Realizou-se a assembleia eleitoral com a participação de dezasseis encarregados de educação o que é muito pouco para uma escola que tem perto de três centenas de alunos.
Pessoalmente não estranho que seja assim. Sei por experiência própria que estes processos são por natureza difíceis de colocar em prática e geralmente são conduzidos e concretizados por pequenos grupos de pessoas que se disponibilizam para dar algum do seu tempo e esforço para a materialização das tarefas. Posteriormente, se os resultados obtidos forem interessantes, assim mais ou menos gente adere e outra aparece disposta a dar os braços.
Uma vez cumprida a regra geral de se dar meia hora para a existência de quórum, iniciaram-se os trabalhos em que vieram a ser eleitos os corpos gerentes até ao fim do presente ano lectivo.

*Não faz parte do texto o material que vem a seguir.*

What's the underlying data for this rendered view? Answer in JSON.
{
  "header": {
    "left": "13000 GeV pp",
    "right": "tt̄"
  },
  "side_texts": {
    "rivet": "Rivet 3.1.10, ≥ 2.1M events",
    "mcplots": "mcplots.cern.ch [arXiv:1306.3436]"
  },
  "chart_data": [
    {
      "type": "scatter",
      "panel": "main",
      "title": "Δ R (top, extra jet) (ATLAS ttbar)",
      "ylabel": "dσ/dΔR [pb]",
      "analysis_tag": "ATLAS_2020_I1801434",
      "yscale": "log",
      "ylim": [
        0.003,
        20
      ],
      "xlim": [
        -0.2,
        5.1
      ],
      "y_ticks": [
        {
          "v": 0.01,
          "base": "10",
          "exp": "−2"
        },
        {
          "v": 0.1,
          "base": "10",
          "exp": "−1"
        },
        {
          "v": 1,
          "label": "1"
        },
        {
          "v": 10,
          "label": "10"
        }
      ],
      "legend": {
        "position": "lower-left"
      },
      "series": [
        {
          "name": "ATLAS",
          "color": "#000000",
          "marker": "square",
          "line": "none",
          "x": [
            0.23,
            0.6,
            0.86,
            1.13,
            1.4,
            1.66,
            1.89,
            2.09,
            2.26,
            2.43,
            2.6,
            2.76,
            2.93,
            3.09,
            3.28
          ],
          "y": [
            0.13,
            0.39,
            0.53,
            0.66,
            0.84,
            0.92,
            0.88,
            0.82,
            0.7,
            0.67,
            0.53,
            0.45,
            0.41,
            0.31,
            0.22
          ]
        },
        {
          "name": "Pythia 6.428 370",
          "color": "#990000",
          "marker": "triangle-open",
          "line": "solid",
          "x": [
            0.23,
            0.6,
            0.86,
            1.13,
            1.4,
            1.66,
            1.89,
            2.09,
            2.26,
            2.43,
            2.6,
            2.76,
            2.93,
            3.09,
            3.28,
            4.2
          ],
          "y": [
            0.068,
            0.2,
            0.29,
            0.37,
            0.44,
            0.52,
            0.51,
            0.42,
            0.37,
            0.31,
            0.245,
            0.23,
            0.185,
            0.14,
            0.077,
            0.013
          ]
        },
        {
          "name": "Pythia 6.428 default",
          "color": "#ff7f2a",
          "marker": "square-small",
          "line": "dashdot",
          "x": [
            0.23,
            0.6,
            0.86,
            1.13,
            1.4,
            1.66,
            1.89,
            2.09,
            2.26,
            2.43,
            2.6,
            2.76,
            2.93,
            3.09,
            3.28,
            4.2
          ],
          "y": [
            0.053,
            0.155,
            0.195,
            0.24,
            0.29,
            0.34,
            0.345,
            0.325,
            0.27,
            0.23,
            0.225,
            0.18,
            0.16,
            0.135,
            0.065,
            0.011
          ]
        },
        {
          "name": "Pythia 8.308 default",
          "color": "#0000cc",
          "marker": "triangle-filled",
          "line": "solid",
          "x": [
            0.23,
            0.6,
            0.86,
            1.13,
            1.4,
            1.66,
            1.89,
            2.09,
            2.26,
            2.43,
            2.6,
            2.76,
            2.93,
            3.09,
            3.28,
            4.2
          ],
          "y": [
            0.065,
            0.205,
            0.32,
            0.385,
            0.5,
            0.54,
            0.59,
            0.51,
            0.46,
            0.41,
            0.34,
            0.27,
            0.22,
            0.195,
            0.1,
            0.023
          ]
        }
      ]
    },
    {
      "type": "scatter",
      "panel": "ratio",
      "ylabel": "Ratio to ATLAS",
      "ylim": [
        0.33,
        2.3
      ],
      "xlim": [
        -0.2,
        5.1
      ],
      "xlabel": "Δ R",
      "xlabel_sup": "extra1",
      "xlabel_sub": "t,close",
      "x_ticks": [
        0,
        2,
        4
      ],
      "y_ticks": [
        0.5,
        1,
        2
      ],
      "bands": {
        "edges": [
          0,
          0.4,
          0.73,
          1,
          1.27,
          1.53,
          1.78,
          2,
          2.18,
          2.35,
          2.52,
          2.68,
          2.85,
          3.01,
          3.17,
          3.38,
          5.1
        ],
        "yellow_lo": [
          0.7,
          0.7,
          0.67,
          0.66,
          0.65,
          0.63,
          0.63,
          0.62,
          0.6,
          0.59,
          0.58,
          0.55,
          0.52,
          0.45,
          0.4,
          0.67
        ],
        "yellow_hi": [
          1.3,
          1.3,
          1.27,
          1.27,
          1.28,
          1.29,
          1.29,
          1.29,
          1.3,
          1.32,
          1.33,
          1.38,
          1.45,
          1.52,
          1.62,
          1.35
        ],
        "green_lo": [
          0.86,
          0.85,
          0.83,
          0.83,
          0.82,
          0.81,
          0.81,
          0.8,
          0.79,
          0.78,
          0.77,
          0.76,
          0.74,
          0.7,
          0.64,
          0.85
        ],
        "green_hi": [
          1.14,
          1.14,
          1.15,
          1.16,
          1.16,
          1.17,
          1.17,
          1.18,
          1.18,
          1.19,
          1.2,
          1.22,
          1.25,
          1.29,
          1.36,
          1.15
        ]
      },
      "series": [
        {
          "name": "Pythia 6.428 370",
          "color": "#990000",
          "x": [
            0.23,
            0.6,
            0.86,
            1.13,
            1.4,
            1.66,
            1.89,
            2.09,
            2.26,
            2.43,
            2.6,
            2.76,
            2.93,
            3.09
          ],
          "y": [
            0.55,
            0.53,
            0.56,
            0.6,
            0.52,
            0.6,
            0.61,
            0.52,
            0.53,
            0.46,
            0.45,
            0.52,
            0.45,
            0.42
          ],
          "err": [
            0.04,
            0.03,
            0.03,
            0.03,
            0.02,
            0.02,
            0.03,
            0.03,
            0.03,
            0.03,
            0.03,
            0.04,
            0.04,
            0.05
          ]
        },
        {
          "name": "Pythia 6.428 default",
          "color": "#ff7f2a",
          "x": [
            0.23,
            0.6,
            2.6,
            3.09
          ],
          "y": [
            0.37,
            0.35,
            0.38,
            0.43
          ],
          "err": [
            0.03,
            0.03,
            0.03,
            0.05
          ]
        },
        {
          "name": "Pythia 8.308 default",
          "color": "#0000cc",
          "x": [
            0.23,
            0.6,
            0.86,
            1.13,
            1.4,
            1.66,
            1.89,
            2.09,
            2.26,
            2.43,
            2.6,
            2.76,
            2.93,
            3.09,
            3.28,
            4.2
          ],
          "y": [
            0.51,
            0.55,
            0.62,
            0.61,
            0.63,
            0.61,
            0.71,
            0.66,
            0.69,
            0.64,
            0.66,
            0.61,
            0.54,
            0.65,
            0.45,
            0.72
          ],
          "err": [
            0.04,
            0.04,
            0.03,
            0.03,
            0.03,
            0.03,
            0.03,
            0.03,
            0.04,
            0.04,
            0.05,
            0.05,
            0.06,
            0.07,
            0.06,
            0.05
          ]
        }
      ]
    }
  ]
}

Agora tudo depende daquele grupo de pessoas, da capacidade que revelarem para organizarem os serviços e de através dos mesmos desenvolverem actividades de manifesto interesse para a vida da escola.
Pelas vontades expressas e o bom senso revelado, tudo indica que teremos obra.

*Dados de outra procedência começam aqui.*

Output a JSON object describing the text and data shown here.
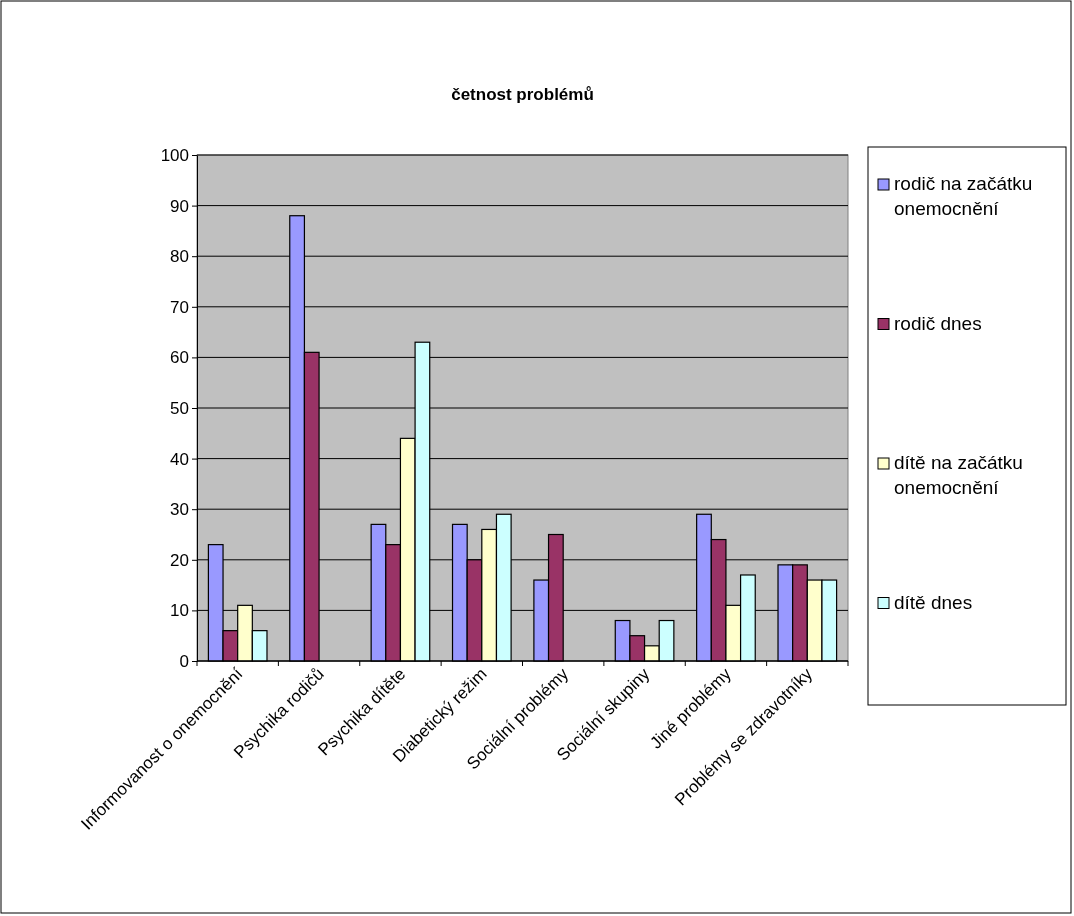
{
  "chart_data": {
    "type": "bar",
    "title": "četnost problémů",
    "categories": [
      "Informovanost o onemocnění",
      "Psychika rodičů",
      "Psychika dítěte",
      "Diabetický režim",
      "Sociální problémy",
      "Sociální skupiny",
      "Jiné problémy",
      "Problémy se zdravotníky"
    ],
    "series": [
      {
        "name": "rodič na začátku onemocnění",
        "color": "#9999ff",
        "values": [
          23,
          88,
          27,
          27,
          16,
          8,
          29,
          19
        ]
      },
      {
        "name": "rodič dnes",
        "color": "#993366",
        "values": [
          6,
          61,
          23,
          20,
          25,
          5,
          24,
          19
        ]
      },
      {
        "name": "dítě na začátku onemocnění",
        "color": "#ffffcc",
        "values": [
          11,
          null,
          44,
          26,
          null,
          3,
          11,
          16
        ]
      },
      {
        "name": "dítě dnes",
        "color": "#ccffff",
        "values": [
          6,
          null,
          63,
          29,
          null,
          8,
          17,
          16
        ]
      }
    ],
    "ylim": [
      0,
      100
    ],
    "yticks": [
      0,
      10,
      20,
      30,
      40,
      50,
      60,
      70,
      80,
      90,
      100
    ],
    "grid": "y",
    "legend": "right"
  }
}
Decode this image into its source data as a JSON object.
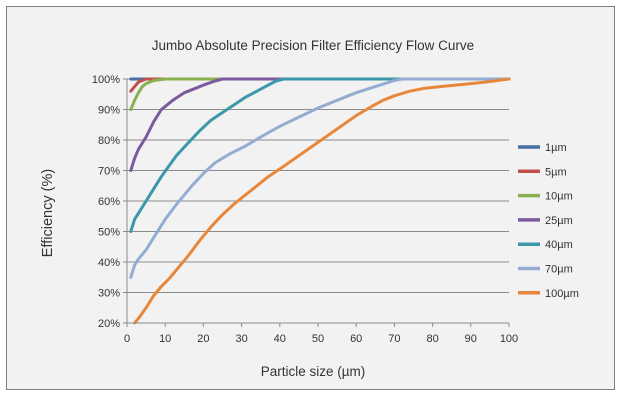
{
  "chart_data": {
    "type": "line",
    "title": "Jumbo Absolute Precision Filter Efficiency Flow Curve",
    "xlabel": "Particle size (µm)",
    "ylabel": "Efficiency (%)",
    "xlim": [
      0,
      100
    ],
    "ylim": [
      20,
      100
    ],
    "xticks": [
      0,
      10,
      20,
      30,
      40,
      50,
      60,
      70,
      80,
      90,
      100
    ],
    "yticks": [
      20,
      30,
      40,
      50,
      60,
      70,
      80,
      90,
      100
    ],
    "ytick_suffix": "%",
    "grid": "horizontal",
    "legend_position": "right",
    "series": [
      {
        "name": "1µm",
        "color": "#4a6fa5",
        "points": [
          [
            1,
            100
          ],
          [
            100,
            100
          ]
        ]
      },
      {
        "name": "5µm",
        "color": "#c0504d",
        "points": [
          [
            1,
            96
          ],
          [
            2,
            97.5
          ],
          [
            3,
            99
          ],
          [
            5,
            100
          ],
          [
            100,
            100
          ]
        ]
      },
      {
        "name": "10µm",
        "color": "#8bb050",
        "points": [
          [
            1,
            90
          ],
          [
            2,
            93
          ],
          [
            3,
            95.5
          ],
          [
            4,
            97.5
          ],
          [
            5,
            98.5
          ],
          [
            7,
            99.5
          ],
          [
            10,
            100
          ],
          [
            100,
            100
          ]
        ]
      },
      {
        "name": "25µm",
        "color": "#7b5a9e",
        "points": [
          [
            1,
            70
          ],
          [
            2,
            74
          ],
          [
            3,
            77
          ],
          [
            5,
            81
          ],
          [
            7,
            86
          ],
          [
            9,
            90
          ],
          [
            12,
            93
          ],
          [
            15,
            95.5
          ],
          [
            18,
            97
          ],
          [
            20,
            98
          ],
          [
            23,
            99.3
          ],
          [
            25,
            100
          ],
          [
            100,
            100
          ]
        ]
      },
      {
        "name": "40µm",
        "color": "#3c97a8",
        "points": [
          [
            1,
            50
          ],
          [
            2,
            54
          ],
          [
            3,
            56
          ],
          [
            5,
            60
          ],
          [
            7,
            64
          ],
          [
            9,
            68
          ],
          [
            11,
            71.5
          ],
          [
            13,
            75
          ],
          [
            16,
            79
          ],
          [
            19,
            83
          ],
          [
            22,
            86.5
          ],
          [
            25,
            89
          ],
          [
            28,
            91.5
          ],
          [
            31,
            94
          ],
          [
            34,
            96
          ],
          [
            37,
            98
          ],
          [
            39,
            99.3
          ],
          [
            41,
            100
          ],
          [
            100,
            100
          ]
        ]
      },
      {
        "name": "70µm",
        "color": "#95acd2",
        "points": [
          [
            1,
            35
          ],
          [
            2,
            39
          ],
          [
            3,
            41
          ],
          [
            5,
            44
          ],
          [
            7,
            48
          ],
          [
            10,
            54
          ],
          [
            13,
            59
          ],
          [
            17,
            65
          ],
          [
            20,
            69
          ],
          [
            23,
            72.5
          ],
          [
            27,
            75.5
          ],
          [
            31,
            78
          ],
          [
            35,
            81
          ],
          [
            40,
            84.5
          ],
          [
            45,
            87.5
          ],
          [
            50,
            90.5
          ],
          [
            55,
            93
          ],
          [
            60,
            95.5
          ],
          [
            65,
            97.5
          ],
          [
            70,
            99.5
          ],
          [
            72,
            100
          ],
          [
            100,
            100
          ]
        ]
      },
      {
        "name": "100µm",
        "color": "#e8873a",
        "points": [
          [
            2,
            20
          ],
          [
            3,
            21.5
          ],
          [
            5,
            25
          ],
          [
            7,
            29
          ],
          [
            9,
            32
          ],
          [
            11,
            34.5
          ],
          [
            13,
            37.5
          ],
          [
            16,
            42
          ],
          [
            19,
            47
          ],
          [
            22,
            51.5
          ],
          [
            25,
            55.5
          ],
          [
            28,
            59
          ],
          [
            31,
            62
          ],
          [
            34,
            65
          ],
          [
            37,
            68
          ],
          [
            40,
            70.5
          ],
          [
            44,
            74
          ],
          [
            48,
            77.5
          ],
          [
            52,
            81
          ],
          [
            56,
            84.5
          ],
          [
            60,
            88
          ],
          [
            64,
            91
          ],
          [
            67,
            93
          ],
          [
            70,
            94.5
          ],
          [
            74,
            96
          ],
          [
            78,
            97
          ],
          [
            82,
            97.5
          ],
          [
            86,
            98
          ],
          [
            90,
            98.5
          ],
          [
            94,
            99
          ],
          [
            100,
            100
          ]
        ]
      }
    ]
  }
}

Uma associação de pais parte do pressuposto que estes têm um papel a desempenhar no contexto do quotidiano de uma escola. Desde logo por inerência, dado o dever de acompanharem os filhos. Mas também e sobretudo pelo facto de poderem ter uma palavra a dizer no âmbito geral em que se desenrolam as experiências dos respectivos educandos.
Para que se evitem confusões e sobreposições de propósitos ou até extravasamentos de competências convém delimitar rigorosamente a área de actuação de uma tal entidade.
Começando pelo último aspecto, é do mais elementar bom senso que a ideia de fundo seja a da cooperação com a direcção escolar e o seu corpo docente, ficando claro que em circunstância alguma ou sob qualquer pretexto possam acontecer interferências no trabalho pedagógico e didáctico dos professores. Por outras palavras, salvo em casos do fórum disciplinar e devidamente enquadrados pela lei, não compete a uma associação de pais comentar e muito menos imiscuir-se no decurso das aulas. Quanto muito, os encarregados de educação, individualmente considerados, deverão encontrar aí apoio e ou esclarecimento em qualquer problema que tenham ou questões que coloquem.
No referente às relações com as entidades exteriores ao estabelecimento de ensino, o princípio deve ser o da procura de soluções negociadas com realismo mas também com frontalidade, sem nunca perder de vista o bom relacionamento entre pessoas e instituições.
Desta forma, a esfera de preocupações restringe-se às condições materiais em que decorrem as vivências diárias, quer em geral, quer particularmente quanto ao processo de ensino e aprendizagem dos petizes e, neste sentido, uma associação de pais pode ser um bom parceiro para, usando uma frase poética tão do agrado da portuga mentalidade, uma escola melhor. Na verdade, pode ser mais um interlocutor válido na procura de soluções, bem como pode funcionar como mais um grupo de pressão dentro das regras de comportamento de uma civilização democrática, é bom de ver, sempre que as condições o exijam.
Concretamente, uma associação de pais pode contribuir para a identificação de problemas e colaborar para a reunião dos meios necessários às respostas adequadas; pode ainda servir de canal de eco para a sociedade em geral, quando for esse o caso e, por essa via, oferecer energias a uma força que se pretenda fazer confluir na prossecução de um qualquer desiderato. Materializando, pode auxiliar a melhorar as condições de trabalho dos professores. Além disso, pode oferecer apoio legal aos encarregados de educação.
Isto que já é muito, será tudo quanto basta para que se possa falar em sucesso para um corpo daqueles.
Daqui a um ou dois anos estaremos nós em condições de que aquelas palavras se nos apliquem? O tempo o dirá, mas oxalá que tal aconteça. Estaremos todos de parabéns.
Se, para lá de tudo isso, ainda apresentasse trabalho na área da reflexão e do debate, seria o fogo de artifício do mandato.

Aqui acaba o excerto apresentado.